The End of History was never linked to a specifically American model of social or political organisation. Following [the loathsome] Alexandre Kojève, the Russian- French philosopher who inspired my original argument, I believe that the European Union more accurately reflects what the world will look like at the end of history than the contemporary United States. The EU's attempt to transcend sovereignty and traditional power politics by establishing a transnational rule of law is much more in line with a "post-historical" world than the Americans' continuing belief in God, national sovereignty, and their military.

As an aside, we may note that the Bush Administration thought it was establishing the transnational rule of law when it invaded Iraq. Only later did it become clear that the principal international opponents of the invasion were chiefly interested in kickbacks from the Baathist government. The most dispiriting thing about the years around the year 2000 is not that transnational mechanisms were subverted by American hegemonism, but that those mechanisms, many of them lovingly maintained in storage since the 1940s, fell apart as soon as they were turned on.

As for Fukuyama's larger point, it is possible to imagine an EU-like world modeled on that of Isaac Asimov's Trantor: conceived in red-tape, and dedicated to the proposition of the form in quadruplicate. However, such a world would not necessarily be the closed, nihilist sphere of immanence projected onto the future by Kojève.
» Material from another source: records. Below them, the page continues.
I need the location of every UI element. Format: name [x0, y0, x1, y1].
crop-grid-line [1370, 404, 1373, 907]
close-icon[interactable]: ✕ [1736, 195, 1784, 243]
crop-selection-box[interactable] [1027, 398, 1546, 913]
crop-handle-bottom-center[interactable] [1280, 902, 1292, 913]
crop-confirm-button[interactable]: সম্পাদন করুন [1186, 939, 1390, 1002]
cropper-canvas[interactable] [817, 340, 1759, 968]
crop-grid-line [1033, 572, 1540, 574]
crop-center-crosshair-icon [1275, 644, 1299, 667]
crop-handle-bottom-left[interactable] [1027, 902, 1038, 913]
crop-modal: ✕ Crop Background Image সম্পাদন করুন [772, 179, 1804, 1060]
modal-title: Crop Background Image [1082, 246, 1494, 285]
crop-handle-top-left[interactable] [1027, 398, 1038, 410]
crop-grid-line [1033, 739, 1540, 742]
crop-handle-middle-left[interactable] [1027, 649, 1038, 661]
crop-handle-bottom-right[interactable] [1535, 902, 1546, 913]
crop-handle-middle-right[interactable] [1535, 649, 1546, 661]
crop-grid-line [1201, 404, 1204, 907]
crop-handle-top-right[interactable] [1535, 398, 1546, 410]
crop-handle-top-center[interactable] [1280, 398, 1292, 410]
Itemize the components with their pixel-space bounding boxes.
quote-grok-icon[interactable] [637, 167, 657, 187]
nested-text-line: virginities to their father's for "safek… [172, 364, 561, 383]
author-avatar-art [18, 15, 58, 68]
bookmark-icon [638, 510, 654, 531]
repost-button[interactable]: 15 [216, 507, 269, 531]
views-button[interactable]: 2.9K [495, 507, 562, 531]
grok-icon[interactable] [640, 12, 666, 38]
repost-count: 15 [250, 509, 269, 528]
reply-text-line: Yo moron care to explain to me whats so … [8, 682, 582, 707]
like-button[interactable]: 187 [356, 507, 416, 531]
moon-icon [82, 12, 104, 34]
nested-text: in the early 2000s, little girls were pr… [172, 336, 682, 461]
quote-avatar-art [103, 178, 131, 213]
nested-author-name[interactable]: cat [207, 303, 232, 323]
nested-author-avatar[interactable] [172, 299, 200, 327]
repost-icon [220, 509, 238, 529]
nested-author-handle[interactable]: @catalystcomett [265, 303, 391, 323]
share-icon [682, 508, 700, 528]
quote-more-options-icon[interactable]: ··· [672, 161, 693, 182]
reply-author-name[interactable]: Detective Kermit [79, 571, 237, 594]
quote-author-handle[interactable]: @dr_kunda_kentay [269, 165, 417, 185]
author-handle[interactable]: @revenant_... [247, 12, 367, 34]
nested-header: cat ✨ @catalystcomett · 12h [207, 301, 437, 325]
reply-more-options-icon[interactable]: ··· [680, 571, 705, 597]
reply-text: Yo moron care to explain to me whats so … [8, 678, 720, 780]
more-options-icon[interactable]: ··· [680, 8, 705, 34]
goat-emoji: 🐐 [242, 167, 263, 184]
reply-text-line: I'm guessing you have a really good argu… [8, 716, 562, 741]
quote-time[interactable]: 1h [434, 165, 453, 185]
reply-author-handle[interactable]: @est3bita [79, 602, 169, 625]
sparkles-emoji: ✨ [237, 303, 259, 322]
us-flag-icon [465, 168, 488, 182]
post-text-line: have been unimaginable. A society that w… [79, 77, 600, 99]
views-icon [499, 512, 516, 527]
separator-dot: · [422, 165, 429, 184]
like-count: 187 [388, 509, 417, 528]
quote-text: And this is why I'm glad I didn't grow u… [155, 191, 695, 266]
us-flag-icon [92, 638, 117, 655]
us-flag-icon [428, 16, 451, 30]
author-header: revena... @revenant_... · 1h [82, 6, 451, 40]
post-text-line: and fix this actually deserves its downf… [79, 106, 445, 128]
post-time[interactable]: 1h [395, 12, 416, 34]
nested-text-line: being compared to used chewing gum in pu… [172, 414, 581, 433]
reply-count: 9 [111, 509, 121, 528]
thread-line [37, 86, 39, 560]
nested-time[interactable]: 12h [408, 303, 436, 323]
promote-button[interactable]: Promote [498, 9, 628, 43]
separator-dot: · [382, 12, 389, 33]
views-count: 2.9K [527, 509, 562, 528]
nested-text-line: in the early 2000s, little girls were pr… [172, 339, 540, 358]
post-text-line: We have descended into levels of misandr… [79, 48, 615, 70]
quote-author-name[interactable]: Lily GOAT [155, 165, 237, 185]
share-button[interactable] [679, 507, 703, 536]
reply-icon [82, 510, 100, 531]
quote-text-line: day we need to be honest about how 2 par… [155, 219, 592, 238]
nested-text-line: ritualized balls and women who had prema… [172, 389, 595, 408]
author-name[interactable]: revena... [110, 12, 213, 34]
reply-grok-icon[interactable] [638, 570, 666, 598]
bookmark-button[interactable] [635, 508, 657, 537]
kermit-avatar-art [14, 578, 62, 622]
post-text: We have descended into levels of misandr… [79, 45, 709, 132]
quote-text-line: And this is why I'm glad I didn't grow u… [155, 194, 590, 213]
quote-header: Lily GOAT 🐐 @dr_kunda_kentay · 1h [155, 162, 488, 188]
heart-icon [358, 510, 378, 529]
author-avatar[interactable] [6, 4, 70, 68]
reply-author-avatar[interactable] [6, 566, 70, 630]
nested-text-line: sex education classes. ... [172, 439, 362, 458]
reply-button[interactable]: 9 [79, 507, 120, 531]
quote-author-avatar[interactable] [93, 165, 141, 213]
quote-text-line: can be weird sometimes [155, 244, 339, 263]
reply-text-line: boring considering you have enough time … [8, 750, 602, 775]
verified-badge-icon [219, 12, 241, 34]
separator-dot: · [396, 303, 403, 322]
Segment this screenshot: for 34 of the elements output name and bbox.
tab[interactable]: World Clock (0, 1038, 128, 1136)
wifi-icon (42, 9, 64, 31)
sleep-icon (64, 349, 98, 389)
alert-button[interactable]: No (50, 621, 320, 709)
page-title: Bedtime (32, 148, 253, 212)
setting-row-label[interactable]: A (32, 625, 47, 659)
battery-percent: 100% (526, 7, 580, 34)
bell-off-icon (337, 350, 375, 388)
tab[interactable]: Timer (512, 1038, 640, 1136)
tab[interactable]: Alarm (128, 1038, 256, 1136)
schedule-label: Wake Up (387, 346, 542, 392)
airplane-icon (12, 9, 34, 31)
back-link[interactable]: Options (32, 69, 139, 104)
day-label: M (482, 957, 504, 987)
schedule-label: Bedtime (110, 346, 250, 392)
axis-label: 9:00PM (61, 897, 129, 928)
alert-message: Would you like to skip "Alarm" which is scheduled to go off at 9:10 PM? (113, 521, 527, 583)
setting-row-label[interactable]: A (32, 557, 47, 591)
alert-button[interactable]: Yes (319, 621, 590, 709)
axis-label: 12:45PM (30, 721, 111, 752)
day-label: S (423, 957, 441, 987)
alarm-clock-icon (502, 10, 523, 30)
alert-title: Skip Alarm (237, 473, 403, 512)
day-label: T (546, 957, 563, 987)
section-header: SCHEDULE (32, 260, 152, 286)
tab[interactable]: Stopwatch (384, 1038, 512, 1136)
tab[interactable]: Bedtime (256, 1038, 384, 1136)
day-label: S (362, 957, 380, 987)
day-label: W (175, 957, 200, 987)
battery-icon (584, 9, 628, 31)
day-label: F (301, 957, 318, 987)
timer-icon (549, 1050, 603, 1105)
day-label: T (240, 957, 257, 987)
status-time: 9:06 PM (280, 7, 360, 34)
I never put much credence in the master-slave dialectic that powers Kojève's model of history, but much the same result is reached by the logic of expanding networks that Robert Wright outlined in Nonzero. So, yes, societies move toward civil equality for their citizens; local patriotisms fade; multiple sovereignties move toward structures of universal justice. However, the effect of this broadening of human intercourse is not to banish the transcendent from human experience: quite the opposite. This is the irony of the universal state, something that the unphilosophical Toynbee understood, but which Hegelianism seems to obscure. When the historical process of civilized history eventually clears away the foliage of king and caste, the sky becomes visible, and it turns out not to be empty.